Die Reflexivität beim Menschen entsteht durch die Rückkopplung dieses Denkens mit sozialen Bedeutungen und ihrer subjektiven Integration. Damit wird Denken und Empfinden selbst-bewusst.

Kohärentes Verhalten lebender Systeme bringt demnach dekohärente Strukturen mit sich, die im nächsten Schritt eine neue Kohärenz erfahren und dann für das System steuernd wirken.

 

Die Selbstreflexion beim Menschen ist so gesehen ein Sonderfall, indem sich die Selbststeuerung spiegelt und diese Spiegelung wiederum integriert.

 

Die Entstehung der lokalen Dichte könnte man wie folgt zu Ausdruck bringen:


C = \sum_{i=1}^{n} \sum_{j=1}^{m} d(i, j) \cdot w(i, j)

 

C ist die Gesamtkomprimierungsmenge.
d(i, j) ist die Distanz zwischen den Knoten i und j.
w(i, j) ist das Gewicht der Kante zwischen den Knoten i und j.

 

Um die Gesamtkomprimierungsmenge zu maximieren, muss sich die Distanz zwischen den Knoten in einem bestimmten Bereich verringern. Dies kann durch Verringern des Gewichts der Kanten zwischen diesen Knoten oder durch Verschieben der Knoten näher zueinander erreicht werden.

 

Die Distanz zwischen zwei Knoten wird durch die Anzahl der Kanten zwischen ihnen bestimmt.
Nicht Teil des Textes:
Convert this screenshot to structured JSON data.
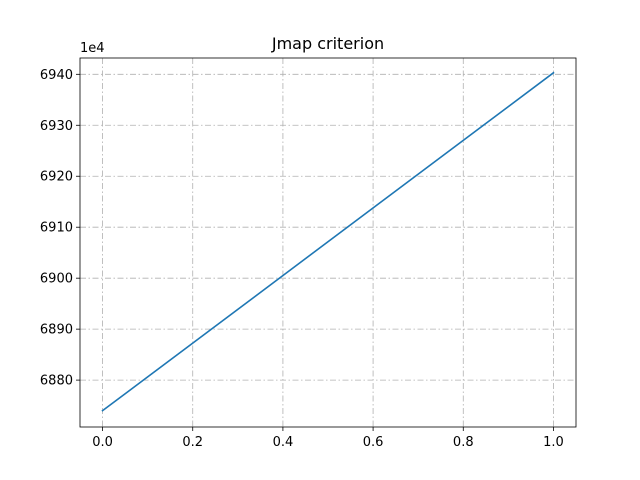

Das Gewicht einer Kante wird in der Regel durch die Bandbreite oder die Latenz der Kante bestimmt.

Die Gesamtkomprimierungsmenge wird durch die Summe der Distanzen zwischen allen Knoten multipliziert mit dem Gewicht jeder Kante berechnet.

 

Die damit verbundene erhöhte Informationsdichte, ausgedrückt als erhöhte Reaktionswahrscheinlichkeit könnte analog wie folgt ausgedrückt werden:

 

k = A \cdot e^{-\frac{E_a}{RT}} \cdot f(d)

k ist die Reaktionsgeschwindigkeitskonstante.
A ist die Arrhenius-Konstante.
E_a ist die Aktivierungsenergie.
R ist eine Umgebungskonstante.
T ist die kinetische Energie der Teilchen im System.
f(d) ist eine Funktion, die die Abhängigkeit der Reaktionsgeschwindigkeitskonstante von der Distanz zwischen den Knoten beschreibt.

 

Es scheint sich dabei um einen skalenfreien Prozess zu handeln [7], der natürlich abhängig ist von der Art der Agenten sowie dem Medium.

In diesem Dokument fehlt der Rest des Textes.